Your Vitamin D levels during pregnancy are important
Your baby will get their vitamin D from your stores, so it’s important to keep your levels up during pregnancy. Vitamin D deficiency can also increase the likelihood of having a caesarean birth. “Vitamin D deficiency in pregnancy has been associated with pre-eclampsia, high blood pressure, cardiovascular disease and premature delivery,” says Michelle. “Pregnant women should have their vitamin D levels checked with a blood test to see if they are deficient first before starting supplements.”
Recovery from a caesarean may be slower than with a vaginal birth
Women who have had a C-section, whether it be scheduled or an emergency, may take longer post-birth to feel ready to exercise again, and that is totally okay!

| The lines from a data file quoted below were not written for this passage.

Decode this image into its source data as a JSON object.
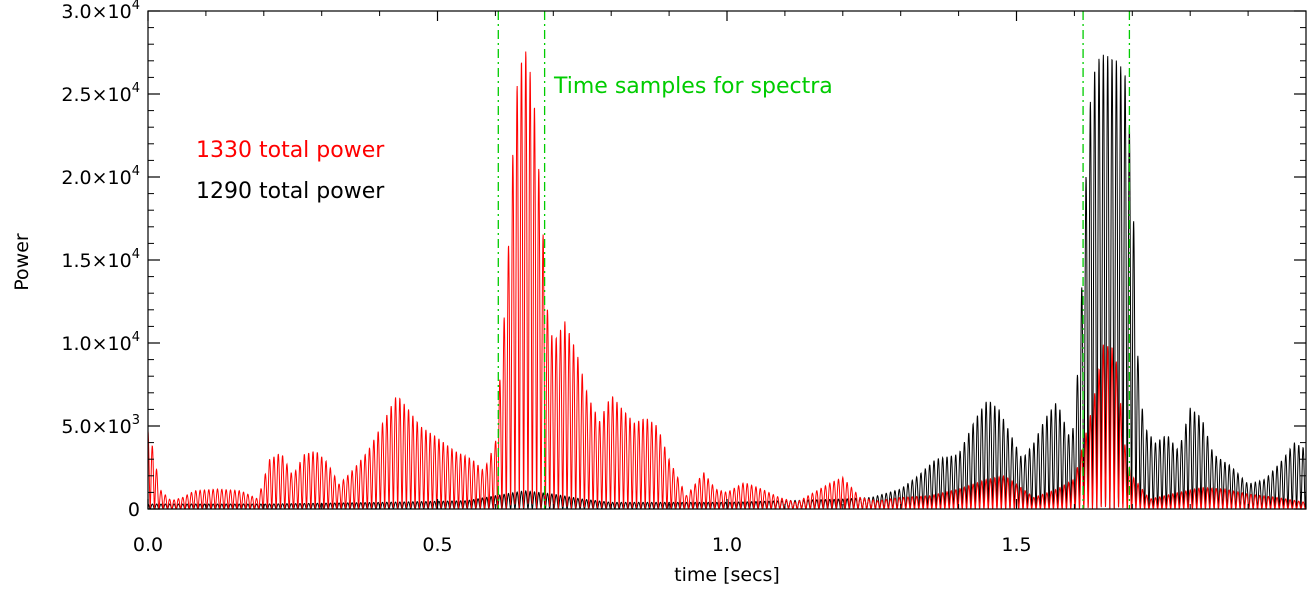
{
  "chart_data": {
    "type": "line",
    "title": "",
    "xlabel": "time [secs]",
    "ylabel": "Power",
    "xlim": [
      0.0,
      2.0
    ],
    "ylim": [
      0,
      30000
    ],
    "x_ticks": [
      0.0,
      0.5,
      1.0,
      1.5
    ],
    "x_tick_labels": [
      "0.0",
      "0.5",
      "1.0",
      "1.5"
    ],
    "y_ticks": [
      0,
      5000,
      10000,
      15000,
      20000,
      25000,
      30000
    ],
    "y_tick_labels": [
      {
        "mantissa": "0",
        "exponent": ""
      },
      {
        "mantissa": "5.0×10",
        "exponent": "3"
      },
      {
        "mantissa": "1.0×10",
        "exponent": "4"
      },
      {
        "mantissa": "1.5×10",
        "exponent": "4"
      },
      {
        "mantissa": "2.0×10",
        "exponent": "4"
      },
      {
        "mantissa": "2.5×10",
        "exponent": "4"
      },
      {
        "mantissa": "3.0×10",
        "exponent": "4"
      }
    ],
    "grid": false,
    "legend_placement": "upper-left",
    "series": [
      {
        "name": "1330 total power",
        "color": "#ff0000",
        "oscillation_period": 0.0075,
        "envelope": [
          [
            0.0,
            4700
          ],
          [
            0.01,
            3500
          ],
          [
            0.02,
            1200
          ],
          [
            0.04,
            500
          ],
          [
            0.06,
            700
          ],
          [
            0.08,
            1100
          ],
          [
            0.12,
            1200
          ],
          [
            0.16,
            1100
          ],
          [
            0.19,
            600
          ],
          [
            0.21,
            3000
          ],
          [
            0.23,
            3400
          ],
          [
            0.25,
            2000
          ],
          [
            0.27,
            3300
          ],
          [
            0.29,
            3500
          ],
          [
            0.31,
            2800
          ],
          [
            0.33,
            1500
          ],
          [
            0.35,
            2200
          ],
          [
            0.38,
            3500
          ],
          [
            0.41,
            5500
          ],
          [
            0.43,
            6900
          ],
          [
            0.45,
            6000
          ],
          [
            0.47,
            5000
          ],
          [
            0.5,
            4300
          ],
          [
            0.53,
            3500
          ],
          [
            0.56,
            3000
          ],
          [
            0.58,
            2300
          ],
          [
            0.6,
            4000
          ],
          [
            0.62,
            14000
          ],
          [
            0.635,
            25000
          ],
          [
            0.65,
            28000
          ],
          [
            0.665,
            25500
          ],
          [
            0.68,
            18000
          ],
          [
            0.69,
            12000
          ],
          [
            0.7,
            10000
          ],
          [
            0.72,
            11300
          ],
          [
            0.74,
            9500
          ],
          [
            0.76,
            6800
          ],
          [
            0.78,
            5300
          ],
          [
            0.8,
            6900
          ],
          [
            0.82,
            6000
          ],
          [
            0.84,
            5200
          ],
          [
            0.86,
            5500
          ],
          [
            0.88,
            5000
          ],
          [
            0.9,
            3000
          ],
          [
            0.93,
            800
          ],
          [
            0.96,
            2200
          ],
          [
            0.98,
            1200
          ],
          [
            1.0,
            1000
          ],
          [
            1.03,
            1600
          ],
          [
            1.06,
            1200
          ],
          [
            1.09,
            700
          ],
          [
            1.12,
            400
          ],
          [
            1.15,
            1000
          ],
          [
            1.18,
            1600
          ],
          [
            1.2,
            1900
          ],
          [
            1.23,
            700
          ],
          [
            1.26,
            500
          ],
          [
            1.3,
            700
          ],
          [
            1.35,
            800
          ],
          [
            1.4,
            1200
          ],
          [
            1.45,
            1800
          ],
          [
            1.48,
            2000
          ],
          [
            1.5,
            1500
          ],
          [
            1.53,
            700
          ],
          [
            1.57,
            1200
          ],
          [
            1.6,
            1800
          ],
          [
            1.63,
            6000
          ],
          [
            1.65,
            9900
          ],
          [
            1.67,
            9700
          ],
          [
            1.69,
            3000
          ],
          [
            1.7,
            2000
          ],
          [
            1.73,
            600
          ],
          [
            1.78,
            1000
          ],
          [
            1.82,
            1300
          ],
          [
            1.86,
            1200
          ],
          [
            1.9,
            900
          ],
          [
            1.95,
            700
          ],
          [
            2.0,
            400
          ]
        ]
      },
      {
        "name": "1290 total power",
        "color": "#000000",
        "oscillation_period": 0.0075,
        "envelope": [
          [
            0.0,
            300
          ],
          [
            0.2,
            300
          ],
          [
            0.4,
            400
          ],
          [
            0.55,
            500
          ],
          [
            0.6,
            800
          ],
          [
            0.65,
            1100
          ],
          [
            0.7,
            900
          ],
          [
            0.75,
            600
          ],
          [
            0.8,
            400
          ],
          [
            0.9,
            400
          ],
          [
            1.0,
            400
          ],
          [
            1.1,
            500
          ],
          [
            1.2,
            600
          ],
          [
            1.25,
            700
          ],
          [
            1.3,
            1200
          ],
          [
            1.33,
            2000
          ],
          [
            1.36,
            3000
          ],
          [
            1.4,
            3300
          ],
          [
            1.43,
            5500
          ],
          [
            1.45,
            6600
          ],
          [
            1.47,
            6000
          ],
          [
            1.49,
            4500
          ],
          [
            1.51,
            3000
          ],
          [
            1.53,
            4000
          ],
          [
            1.55,
            5500
          ],
          [
            1.57,
            6500
          ],
          [
            1.59,
            4500
          ],
          [
            1.6,
            5000
          ],
          [
            1.61,
            11000
          ],
          [
            1.62,
            20000
          ],
          [
            1.63,
            26000
          ],
          [
            1.645,
            27400
          ],
          [
            1.66,
            27300
          ],
          [
            1.675,
            27000
          ],
          [
            1.69,
            26000
          ],
          [
            1.7,
            20000
          ],
          [
            1.71,
            9000
          ],
          [
            1.72,
            5000
          ],
          [
            1.74,
            4000
          ],
          [
            1.76,
            4500
          ],
          [
            1.78,
            3500
          ],
          [
            1.8,
            6100
          ],
          [
            1.82,
            5500
          ],
          [
            1.84,
            3300
          ],
          [
            1.87,
            2600
          ],
          [
            1.9,
            1500
          ],
          [
            1.93,
            1800
          ],
          [
            1.96,
            3000
          ],
          [
            1.98,
            4000
          ],
          [
            2.0,
            3600
          ]
        ]
      },
      {
        "name": "Time samples for spectra",
        "color": "#00cc00",
        "style": "dash-dot",
        "vertical_lines_x": [
          0.605,
          0.685,
          1.615,
          1.695
        ]
      }
    ],
    "annotations": [
      {
        "text": "Time samples for spectra",
        "x": 0.7,
        "y": 25000,
        "color": "#00cc00"
      }
    ]
  }
}
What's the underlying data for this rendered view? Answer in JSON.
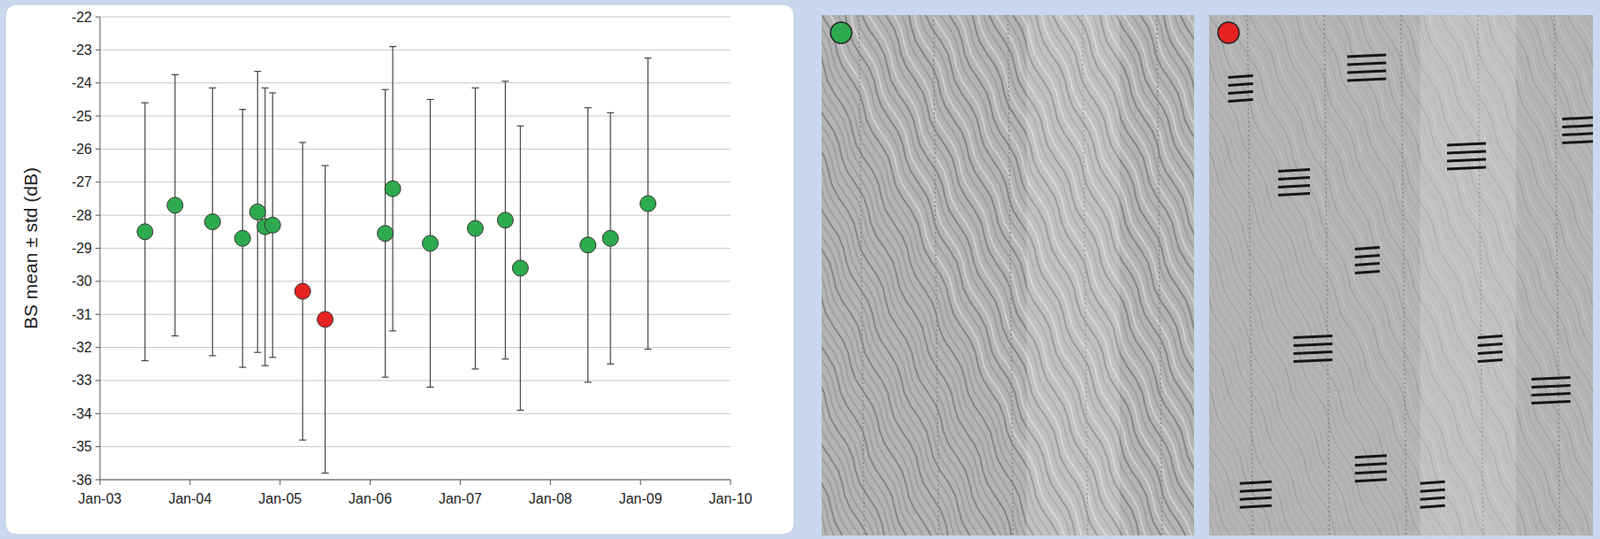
{
  "chart_data": {
    "type": "scatter",
    "y_label": "BS mean ± std (dB)",
    "x": [
      "2003-07",
      "2003-11",
      "2004-04",
      "2004-08",
      "2004-10",
      "2004-11",
      "2004-12",
      "2005-04",
      "2005-07",
      "2006-03",
      "2006-04",
      "2006-09",
      "2007-03",
      "2007-07",
      "2007-09",
      "2008-06",
      "2008-09",
      "2009-02"
    ],
    "values": [
      -28.5,
      -27.7,
      -28.2,
      -28.7,
      -27.9,
      -28.35,
      -28.3,
      -30.3,
      -31.15,
      -28.55,
      -27.2,
      -28.85,
      -28.4,
      -28.15,
      -29.6,
      -28.9,
      -28.7,
      -27.65
    ],
    "errors": [
      3.9,
      3.95,
      4.05,
      3.9,
      4.25,
      4.2,
      4.0,
      4.5,
      4.65,
      4.35,
      4.3,
      4.35,
      4.25,
      4.2,
      4.3,
      4.15,
      3.8,
      4.4
    ],
    "colors": [
      "#2eaa4e",
      "#2eaa4e",
      "#2eaa4e",
      "#2eaa4e",
      "#2eaa4e",
      "#2eaa4e",
      "#2eaa4e",
      "#e62222",
      "#e62222",
      "#2eaa4e",
      "#2eaa4e",
      "#2eaa4e",
      "#2eaa4e",
      "#2eaa4e",
      "#2eaa4e",
      "#2eaa4e",
      "#2eaa4e",
      "#2eaa4e"
    ],
    "marker": "circle",
    "xlim": [
      "2003-01",
      "2010-01"
    ],
    "xticks": [
      {
        "value": "2003-01",
        "label": "Jan-03"
      },
      {
        "value": "2004-01",
        "label": "Jan-04"
      },
      {
        "value": "2005-01",
        "label": "Jan-05"
      },
      {
        "value": "2006-01",
        "label": "Jan-06"
      },
      {
        "value": "2007-01",
        "label": "Jan-07"
      },
      {
        "value": "2008-01",
        "label": "Jan-08"
      },
      {
        "value": "2009-01",
        "label": "Jan-09"
      },
      {
        "value": "2010-01",
        "label": "Jan-10"
      }
    ],
    "ylim": [
      -36,
      -22
    ],
    "yticks": [
      -36,
      -35,
      -34,
      -33,
      -32,
      -31,
      -30,
      -29,
      -28,
      -27,
      -26,
      -25,
      -24,
      -23,
      -22
    ],
    "grid": true
  }
}
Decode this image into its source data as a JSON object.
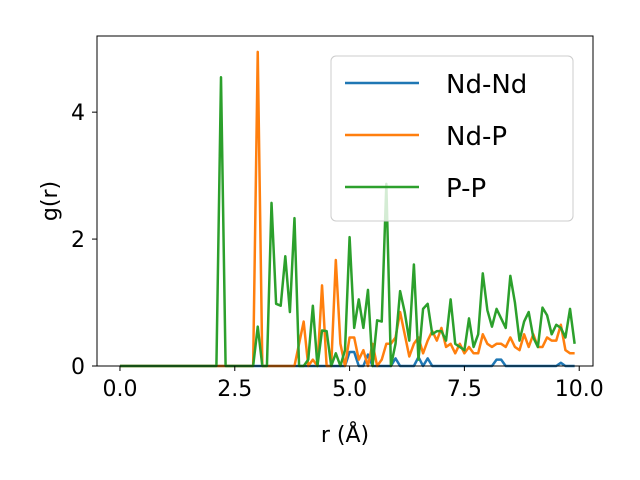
{
  "chart_data": {
    "type": "line",
    "title": "",
    "xlabel": "r (Å)",
    "ylabel": "g(r)",
    "xlim": [
      -0.5,
      10.3
    ],
    "ylim": [
      0,
      5.2
    ],
    "xticks": [
      0.0,
      2.5,
      5.0,
      7.5,
      10.0
    ],
    "xtick_labels": [
      "0.0",
      "2.5",
      "5.0",
      "7.5",
      "10.0"
    ],
    "yticks": [
      0,
      2,
      4
    ],
    "ytick_labels": [
      "0",
      "2",
      "4"
    ],
    "grid": false,
    "legend_position": "top-right",
    "colors": {
      "Nd-Nd": "#1f77b4",
      "Nd-P": "#ff7f0e",
      "P-P": "#2ca02c"
    },
    "x": [
      0.0,
      0.1,
      0.2,
      0.3,
      0.4,
      0.5,
      0.6,
      0.7,
      0.8,
      0.9,
      1.0,
      1.1,
      1.2,
      1.3,
      1.4,
      1.5,
      1.6,
      1.7,
      1.8,
      1.9,
      2.0,
      2.1,
      2.2,
      2.3,
      2.4,
      2.5,
      2.6,
      2.7,
      2.8,
      2.9,
      3.0,
      3.1,
      3.2,
      3.3,
      3.4,
      3.5,
      3.6,
      3.7,
      3.8,
      3.9,
      4.0,
      4.1,
      4.2,
      4.3,
      4.4,
      4.5,
      4.6,
      4.7,
      4.8,
      4.9,
      5.0,
      5.1,
      5.2,
      5.3,
      5.4,
      5.5,
      5.6,
      5.7,
      5.8,
      5.9,
      6.0,
      6.1,
      6.2,
      6.3,
      6.4,
      6.5,
      6.6,
      6.7,
      6.8,
      6.9,
      7.0,
      7.1,
      7.2,
      7.3,
      7.4,
      7.5,
      7.6,
      7.7,
      7.8,
      7.9,
      8.0,
      8.1,
      8.2,
      8.3,
      8.4,
      8.5,
      8.6,
      8.7,
      8.8,
      8.9,
      9.0,
      9.1,
      9.2,
      9.3,
      9.4,
      9.5,
      9.6,
      9.7,
      9.8,
      9.9
    ],
    "series": [
      {
        "name": "Nd-Nd",
        "values": [
          0,
          0,
          0,
          0,
          0,
          0,
          0,
          0,
          0,
          0,
          0,
          0,
          0,
          0,
          0,
          0,
          0,
          0,
          0,
          0,
          0,
          0,
          0,
          0,
          0,
          0,
          0,
          0,
          0,
          0,
          0,
          0,
          0,
          0,
          0,
          0,
          0,
          0,
          0,
          0,
          0,
          0,
          0,
          0,
          0,
          0,
          0,
          0,
          0,
          0,
          0.22,
          0.22,
          0,
          0,
          0.18,
          0,
          0,
          0,
          0,
          0,
          0.12,
          0,
          0,
          0,
          0,
          0.14,
          0,
          0.12,
          0,
          0,
          0,
          0,
          0,
          0,
          0,
          0,
          0,
          0,
          0,
          0,
          0,
          0,
          0.1,
          0.1,
          0,
          0,
          0,
          0,
          0,
          0,
          0,
          0,
          0,
          0,
          0,
          0,
          0.05,
          0,
          0,
          0
        ]
      },
      {
        "name": "Nd-P",
        "values": [
          0,
          0,
          0,
          0,
          0,
          0,
          0,
          0,
          0,
          0,
          0,
          0,
          0,
          0,
          0,
          0,
          0,
          0,
          0,
          0,
          0,
          0,
          0,
          0,
          0,
          0,
          0,
          0,
          0,
          0,
          4.95,
          0,
          0,
          0,
          0,
          0,
          0,
          0,
          0,
          0.35,
          0.7,
          0,
          0.1,
          0,
          1.27,
          0,
          0,
          1.67,
          0.35,
          0,
          0.45,
          0.45,
          0.1,
          0.25,
          0,
          0.35,
          0,
          0.1,
          0.35,
          0.35,
          0.45,
          0.85,
          0.5,
          0.15,
          0.35,
          0.45,
          0.2,
          0.4,
          0.55,
          0.4,
          0.6,
          0.3,
          0.35,
          0.2,
          0.35,
          0.2,
          0.3,
          0.2,
          0.2,
          0.5,
          0.35,
          0.3,
          0.35,
          0.35,
          0.3,
          0.45,
          0.3,
          0.25,
          0.5,
          0.3,
          0.5,
          0.3,
          0.3,
          0.45,
          0.4,
          0.4,
          0.65,
          0.25,
          0.2,
          0.2
        ]
      },
      {
        "name": "P-P",
        "values": [
          0,
          0,
          0,
          0,
          0,
          0,
          0,
          0,
          0,
          0,
          0,
          0,
          0,
          0,
          0,
          0,
          0,
          0,
          0,
          0,
          0,
          0,
          4.55,
          0,
          0,
          0,
          0,
          0,
          0,
          0,
          0.62,
          0,
          0,
          2.57,
          0.98,
          0.95,
          1.73,
          0.85,
          2.33,
          0,
          0,
          0.1,
          0.95,
          0,
          0.56,
          0.55,
          0,
          0.2,
          0,
          0.25,
          2.03,
          0.6,
          1.05,
          0.6,
          1.2,
          0,
          0.72,
          0.7,
          2.87,
          0,
          0.35,
          1.18,
          0.85,
          0.4,
          1.6,
          0.1,
          0.9,
          0.98,
          0.5,
          0.55,
          0.55,
          0.4,
          1.05,
          0.35,
          0.3,
          0.25,
          0.75,
          0.3,
          0.5,
          1.46,
          0.88,
          0.62,
          0.9,
          0.75,
          0.6,
          1.42,
          1.0,
          0.4,
          0.7,
          0.85,
          0.45,
          0.3,
          0.92,
          0.8,
          0.5,
          0.65,
          0.6,
          0.45,
          0.9,
          0.35
        ]
      }
    ]
  }
}
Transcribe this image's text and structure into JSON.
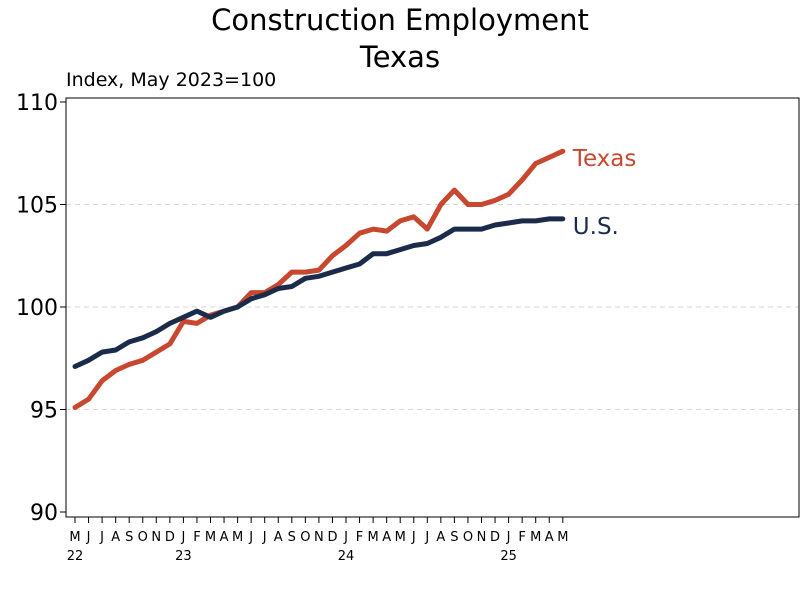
{
  "chart_data": {
    "type": "line",
    "title": "Construction Employment",
    "subtitle": "Texas",
    "units_label": "Index, May 2023=100",
    "xlabel": "",
    "ylabel": "",
    "ylim": [
      90,
      110
    ],
    "y_ticks": [
      "90",
      "95",
      "100",
      "105",
      "110"
    ],
    "grid": "horizontal dashed",
    "legend": "inline labels at right end of lines",
    "x_month_labels": [
      "M",
      "J",
      "J",
      "A",
      "S",
      "O",
      "N",
      "D",
      "J",
      "F",
      "M",
      "A",
      "M",
      "J",
      "J",
      "A",
      "S",
      "O",
      "N",
      "D",
      "J",
      "F",
      "M",
      "A",
      "M",
      "J",
      "J",
      "A",
      "S",
      "O",
      "N",
      "D",
      "J",
      "F",
      "M",
      "A",
      "M"
    ],
    "x_year_labels": [
      {
        "index": 0,
        "label": "22"
      },
      {
        "index": 8,
        "label": "23"
      },
      {
        "index": 20,
        "label": "24"
      },
      {
        "index": 32,
        "label": "25"
      }
    ],
    "x_months": [
      "2022-05",
      "2022-06",
      "2022-07",
      "2022-08",
      "2022-09",
      "2022-10",
      "2022-11",
      "2022-12",
      "2023-01",
      "2023-02",
      "2023-03",
      "2023-04",
      "2023-05",
      "2023-06",
      "2023-07",
      "2023-08",
      "2023-09",
      "2023-10",
      "2023-11",
      "2023-12",
      "2024-01",
      "2024-02",
      "2024-03",
      "2024-04",
      "2024-05",
      "2024-06",
      "2024-07",
      "2024-08",
      "2024-09",
      "2024-10",
      "2024-11",
      "2024-12",
      "2025-01",
      "2025-02",
      "2025-03",
      "2025-04",
      "2025-05"
    ],
    "series": [
      {
        "name": "Texas",
        "color": "#c8472f",
        "values": [
          95.1,
          95.5,
          96.4,
          96.9,
          97.2,
          97.4,
          97.8,
          98.2,
          99.3,
          99.2,
          99.6,
          99.8,
          100.0,
          100.7,
          100.7,
          101.1,
          101.7,
          101.7,
          101.8,
          102.5,
          103.0,
          103.6,
          103.8,
          103.7,
          104.2,
          104.4,
          103.8,
          105.0,
          105.7,
          105.0,
          105.0,
          105.2,
          105.5,
          106.2,
          107.0,
          107.3,
          107.6
        ]
      },
      {
        "name": "U.S.",
        "color": "#1b2b4a",
        "values": [
          97.1,
          97.4,
          97.8,
          97.9,
          98.3,
          98.5,
          98.8,
          99.2,
          99.5,
          99.8,
          99.5,
          99.8,
          100.0,
          100.4,
          100.6,
          100.9,
          101.0,
          101.4,
          101.5,
          101.7,
          101.9,
          102.1,
          102.6,
          102.6,
          102.8,
          103.0,
          103.1,
          103.4,
          103.8,
          103.8,
          103.8,
          104.0,
          104.1,
          104.2,
          104.2,
          104.3,
          104.3
        ]
      }
    ]
  }
}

Dr Preeya Alexander says, “The obstetrician or midwife will guide you regarding return to activity depending on the birth you have had – but generally your body will tell you when you’re ready.”
If you’re afraid of childbirth, you may be more likely to need an emergency caesarean
A study published in BJOG: An International Journal of Obstetrics and Gynaecology found that 10.9% of women with a fear of childbirth delivered a baby via emergency caesarean, compared to 6.8% of women without fear.
Women who develop a fear of giving birth are more likely to experience a prolonged labour, which could increase their chances of having an emergency C-section.
There’s a new trend towards a ‘gentle’ C-section
A ‘gentle’ or ‘natural’ C-section is when the baby is left to wriggle out of the incision unassisted, as it would in a vaginal birth. But some doctors are against it, believing the demand could lead to more women wanting to have a surgical birth when there is no medical reason for one.
Chewing gum might help your recovery
Can a pack of chewing gum aid your recovery? Scientists say yes! If you’re planning a C-section, pack some chewing gum in your hospital bag. A study published in the Journal of maternal-fetal & neonatal medicine found that when new moms chewed gum as soon as they gave birth and three times a day following surgery, their appetites and bowel movements returned to normal faster than those who didn’t chew gum.